Diniatkan untuk Ibadah
Seorang istri yang baik akan berusaha untuk melaksanakan tugas-tugas yang menjadi tanggung jawabnya. Walaupun terkadang timbul perasaan malas atau berat untuk melaksanakan sesuatu yang menjadi kewajibannya, tetapi hendaknya diingat bahwa keridhaan suami lebih diutamakan diatas perasaannya. Lihatlah apa yang dikatakan Rasulullah Shallallahu ‘alaihi wa aalihi wasallam ketika Aisyah Radhiyallahu ‘anha bertanya:
“Siapa diantara manusia yang paling besar haknya atas (seorang) istri?” Beliau Shallallahu ‘alaihi wa aalihi wasallam menjawab, “Suaminya.. “ (HR. Hakim dan Al-Bazzar)
Dengan taat kepada suami dan tentunya dengan menjalankan kewajiban agama lainnya, dapat mengantarkan istri kepada surga-Nya. Dalam hal ini Rasulullah Shallallahu ‘alaihi wa aalihi wasallam telah bersabda sebagaimana diriwayatkan oleh Ibnu Hibban dan di shahihkan oleh Al-Albani:
“Bila seorang wanita telah mengerjakan shalat lima waktu dan berpuasa pada bulan Ramadhan dan memelihara kemaluannya serta taat kepada suaminya, maka kelak dikatakan kepadanya: “masuklah dari pintu surga mana saja yang engkau inginkan.”
Kemudian hendaklah istri mengingat akan besarnya hak suami atas dirinya, sampai-sampai seandainya dibolehkan sujud kepada selain Allah maka istri diperintahkan untuk sujud kepada suaminya. Sebagaimana sabda Rasulullah Shallallahu ‘alaihi wa aalihi wasallam:
“Andaikan saja dibolehkan seseorang bersujud kepada orang lain, niscaya aku perintahkan istri untuk sujud kepada suaminya.” (HR. Tirmidzi: Hasan Shahih)
Terlalu banyak peluang bagi seorang istri untuk beribadah kepada Allah dalam rumah tangganya dan terlalu mudah dalam memperoleh pahala dalam kehidupan suami istri.
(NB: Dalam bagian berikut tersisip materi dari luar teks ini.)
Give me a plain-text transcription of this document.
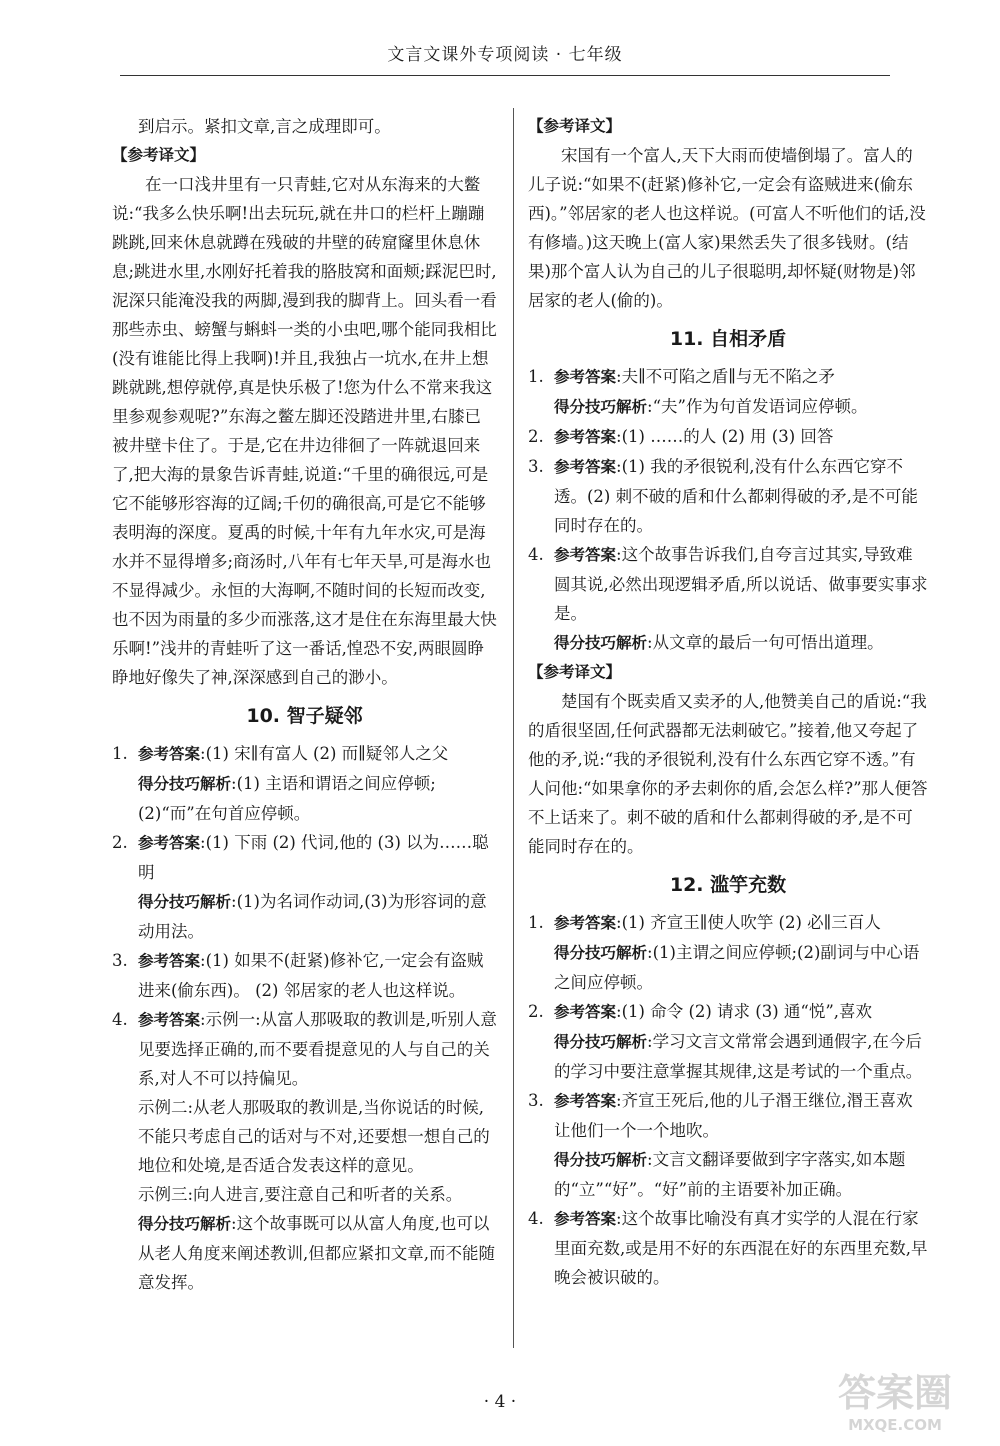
文言文课外专项阅读 · 七年级

到启示。紧扣文章,言之成理即可。

【参考译文】

在一口浅井里有一只青蛙,它对从东海来的大鳖说:“我多么快乐啊!出去玩玩,就在井口的栏杆上蹦蹦跳跳,回来休息就蹲在残破的井壁的砖窟窿里休息休息;跳进水里,水刚好托着我的胳肢窝和面颊;踩泥巴时,泥深只能淹没我的两脚,漫到我的脚背上。回头看一看那些赤虫、螃蟹与蝌蚪一类的小虫吧,哪个能同我相比(没有谁能比得上我啊)!并且,我独占一坑水,在井上想跳就跳,想停就停,真是快乐极了!您为什么不常来我这里参观参观呢?”东海之鳖左脚还没踏进井里,右膝已被井壁卡住了。于是,它在井边徘徊了一阵就退回来了,把大海的景象告诉青蛙,说道:“千里的确很远,可是它不能够形容海的辽阔;千仞的确很高,可是它不能够表明海的深度。夏禹的时候,十年有九年水灾,可是海水并不显得增多;商汤时,八年有七年天旱,可是海水也不显得减少。永恒的大海啊,不随时间的长短而改变,也不因为雨量的多少而涨落,这才是住在东海里最大快乐啊!”浅井的青蛙听了这一番话,惶恐不安,两眼圆睁睁地好像失了神,深深感到自己的渺小。

10. 智子疑邻

1. 参考答案:(1) 宋∥有富人 (2) 而∥疑邻人之父

得分技巧解析:(1) 主语和谓语之间应停顿;(2)“而”在句首应停顿。

2. 参考答案:(1) 下雨 (2) 代词,他的 (3) 以为……聪明

得分技巧解析:(1)为名词作动词,(3)为形容词的意动用法。

3. 参考答案:(1) 如果不(赶紧)修补它,一定会有盗贼进来(偷东西)。 (2) 邻居家的老人也这样说。

4. 参考答案:示例一:从富人那吸取的教训是,听别人意见要选择正确的,而不要看提意见的人与自己的关系,对人不可以持偏见。

示例二:从老人那吸取的教训是,当你说话的时候,不能只考虑自己的话对与不对,还要想一想自己的地位和处境,是否适合发表这样的意见。

示例三:向人进言,要注意自己和听者的关系。

得分技巧解析:这个故事既可以从富人角度,也可以从老人角度来阐述教训,但都应紧扣文章,而不能随意发挥。

【参考译文】

宋国有一个富人,天下大雨而使墙倒塌了。富人的儿子说:“如果不(赶紧)修补它,一定会有盗贼进来(偷东西)。”邻居家的老人也这样说。(可富人不听他们的话,没有修墙。)这天晚上(富人家)果然丢失了很多钱财。(结果)那个富人认为自己的儿子很聪明,却怀疑(财物是)邻居家的老人(偷的)。

11. 自相矛盾

1. 参考答案:夫∥不可陷之盾∥与无不陷之矛

得分技巧解析:“夫”作为句首发语词应停顿。

2. 参考答案:(1) ……的人 (2) 用 (3) 回答

3. 参考答案:(1) 我的矛很锐利,没有什么东西它穿不透。(2) 刺不破的盾和什么都刺得破的矛,是不可能同时存在的。

4. 参考答案:这个故事告诉我们,自夸言过其实,导致难圆其说,必然出现逻辑矛盾,所以说话、做事要实事求是。

得分技巧解析:从文章的最后一句可悟出道理。

【参考译文】

楚国有个既卖盾又卖矛的人,他赞美自己的盾说:“我的盾很坚固,任何武器都无法刺破它。”接着,他又夸起了他的矛,说:“我的矛很锐利,没有什么东西它穿不透。”有人问他:“如果拿你的矛去刺你的盾,会怎么样?”那人便答不上话来了。刺不破的盾和什么都刺得破的矛,是不可能同时存在的。

12. 滥竽充数

1. 参考答案:(1) 齐宣王∥使人吹竽 (2) 必∥三百人

得分技巧解析:(1)主谓之间应停顿;(2)副词与中心语之间应停顿。

2. 参考答案:(1) 命令 (2) 请求 (3) 通“悦”,喜欢

得分技巧解析:学习文言文常常会遇到通假字,在今后的学习中要注意掌握其规律,这是考试的一个重点。

3. 参考答案:齐宣王死后,他的儿子湣王继位,湣王喜欢让他们一个一个地吹。

得分技巧解析:文言文翻译要做到字字落实,如本题的“立”“好”。“好”前的主语要补加正确。

4. 参考答案:这个故事比喻没有真才实学的人混在行家里面充数,或是用不好的东西混在好的东西里充数,早晚会被识破的。

· 4 ·	答案圈
MXQE.COM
Namun sebaliknya terlalu mudah pula seorang istri terjerumus kepada dosa besar kalau melanggar ketentuan yang telah Allah gariskan. Yang perlu diingat oleh istri ialah agar berupaya mengikhlaskan niat hanya untuk Allah dalam melaksanakan kewajibannya sepanjang waktu.

Menyenangkan Hati Suami
Apabila diperintah oleh suaminya, istri diwajibkan untuk mentaati. Dan apabila suaminya tidak ada dirumah, istri harus pandai menjaga dirinya dan kehormatannya serta menjaga amanah harta suaminya. Istri yang demikian ini akan dijaga oleh Allah sebagaimana Firman-Nya:
“ ..maka wanita yang shalihah ialah yang taat kepada Allah lagi memelihara diri ketika suaminya tidak ada, oleh karena itu Allah telah memelihara (mereka).” (An-Nisa’: 34)
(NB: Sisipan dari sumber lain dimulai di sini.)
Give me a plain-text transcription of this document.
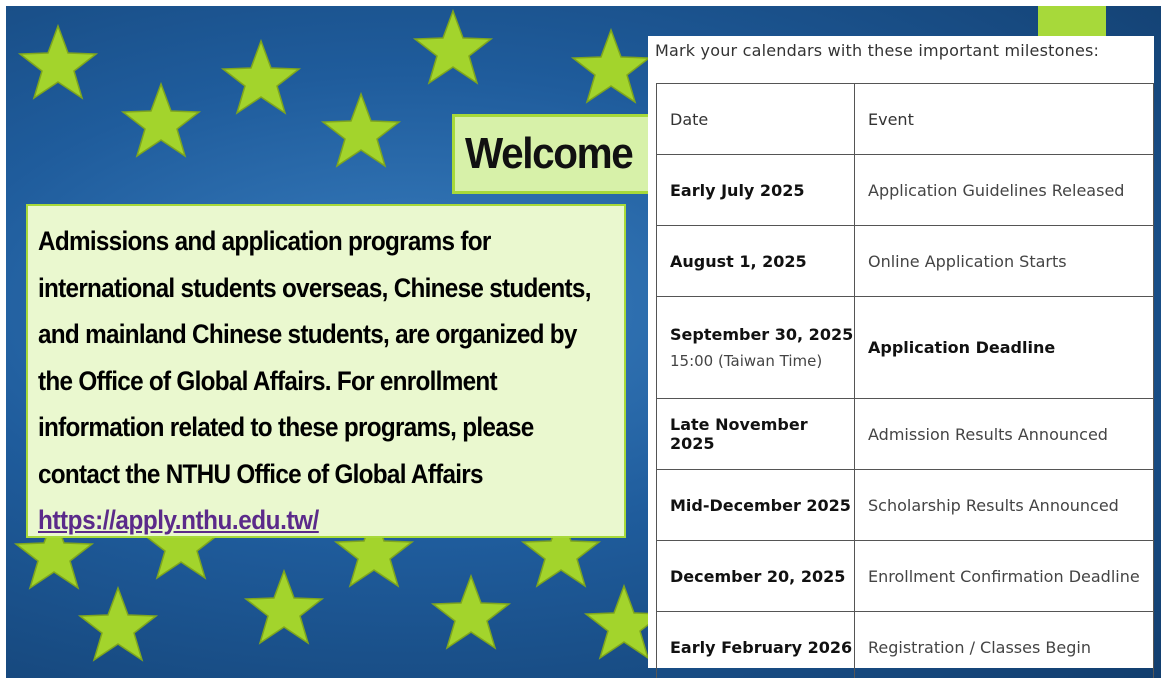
Welcome
Admissions and application programs for
international students overseas, Chinese students,
and mainland Chinese students, are organized by
the Office of Global Affairs. For enrollment
information related to these programs, please
contact the NTHU Office of Global Affairs
https://apply.nthu.edu.tw/
Mark your calendars with these important milestones:
Date	Event

Early July 2025	Application Guidelines Released

August 1, 2025	Online Application Starts

September 30, 2025
15:00 (Taiwan Time)	Application Deadline

Late November 2025	Admission Results Announced

Mid-December 2025	Scholarship Results Announced

December 20, 2025	Enrollment Confirmation Deadline

Early February 2026	Registration / Classes Begin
Adapun kriteria pertama dan ciri-ciri shalihah; Imam As-Sindi mengatakan dalam bukunya Khasyiah Sunan Nasai juz 6 hal 377: “Menyenangkan bila dipandang itu artinya indahnya penampilan secara dzahir serta akhlaq yang mulia. Juga terus menerus menyibukkan diri dalam taat dan bertaqwa kepada Allah.”
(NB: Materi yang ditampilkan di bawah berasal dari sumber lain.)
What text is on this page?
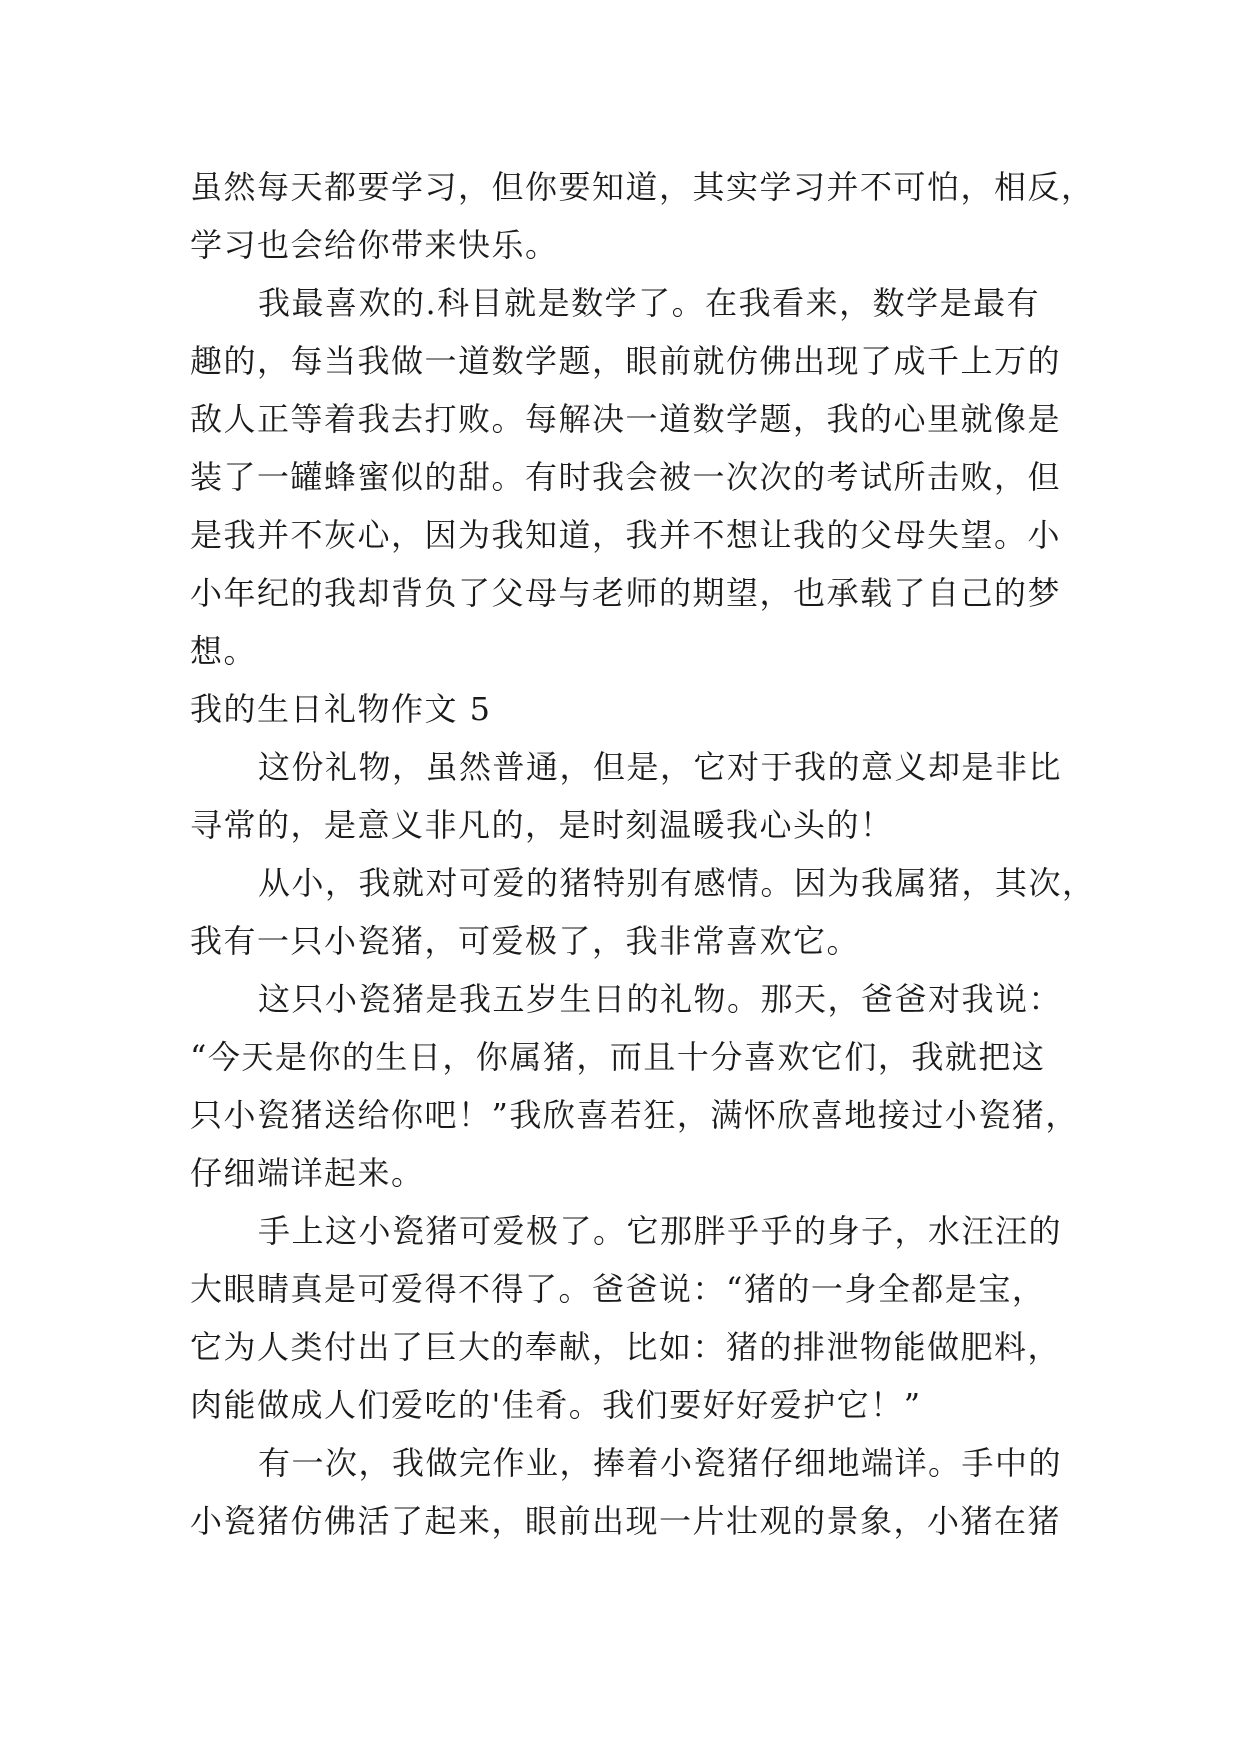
虽然每天都要学习，但你要知道，其实学习并不可怕，相反，
学习也会给你带来快乐。
我最喜欢的.科目就是数学了。在我看来，数学是最有
趣的，每当我做一道数学题，眼前就仿佛出现了成千上万的
敌人正等着我去打败。每解决一道数学题，我的心里就像是
装了一罐蜂蜜似的甜。有时我会被一次次的考试所击败，但
是我并不灰心，因为我知道，我并不想让我的父母失望。小
小年纪的我却背负了父母与老师的期望，也承载了自己的梦
想。
我的生日礼物作文 5
这份礼物，虽然普通，但是，它对于我的意义却是非比
寻常的，是意义非凡的，是时刻温暖我心头的！
从小，我就对可爱的猪特别有感情。因为我属猪，其次，
我有一只小瓷猪，可爱极了，我非常喜欢它。
这只小瓷猪是我五岁生日的礼物。那天，爸爸对我说：
“今天是你的生日，你属猪，而且十分喜欢它们，我就把这
只小瓷猪送给你吧！”我欣喜若狂，满怀欣喜地接过小瓷猪，
仔细端详起来。
手上这小瓷猪可爱极了。它那胖乎乎的身子，水汪汪的
大眼睛真是可爱得不得了。爸爸说：“猪的一身全都是宝，
它为人类付出了巨大的奉献，比如：猪的排泄物能做肥料，
肉能做成人们爱吃的'佳肴。我们要好好爱护它！”
有一次，我做完作业，捧着小瓷猪仔细地端详。手中的
小瓷猪仿佛活了起来，眼前出现一片壮观的景象，小猪在猪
Banyak hal yang dapat menyenangkan hati suami, diantaranya: penampilan diri agar enak dipandang, dan berbicara dengan menggunakan tutur yang menyenangkan serta dalam hal pengaturan rumah mampu menciptakan suasana bersih dan nyaman.

a. Penampilan Diri
Umumnya suami lebih sering keluar rumah untuk menunaikan tugasnya apakah itu bekerja mencari nafkah ataukah berdakwah, sementara kita tahu keadaan di luar, sangat mudah sekali pandangan mata menjumpai wanita yang berpakaian minim dan menyebarkan aroma wewangian. Sekalipun seorang istri percaya suaminya akan berusaha memalingkan wajah dan menundukkan pandangannya karena takut dosa, namun laki-laki yang normal mungkin dapat tergoda melihat aurat yang haram tersebut. Diakui atau tidak, hal ini sangat mungkin terjadi.
Bagaimana seandainya istri merasa tidak perlu untuk tampil cantik dihadapan suami dengan alasan tidak adanya waktu karena telah tersibukkan dengan anak dan urusan rumah, apalagi bila tidak ada pembantu. Sehingga dengan penampilan seenaknya dan terkadang (maaf) menyebarkan aroma yang kurang sedap ketika menyambut suaminya yang baru datang dari luar.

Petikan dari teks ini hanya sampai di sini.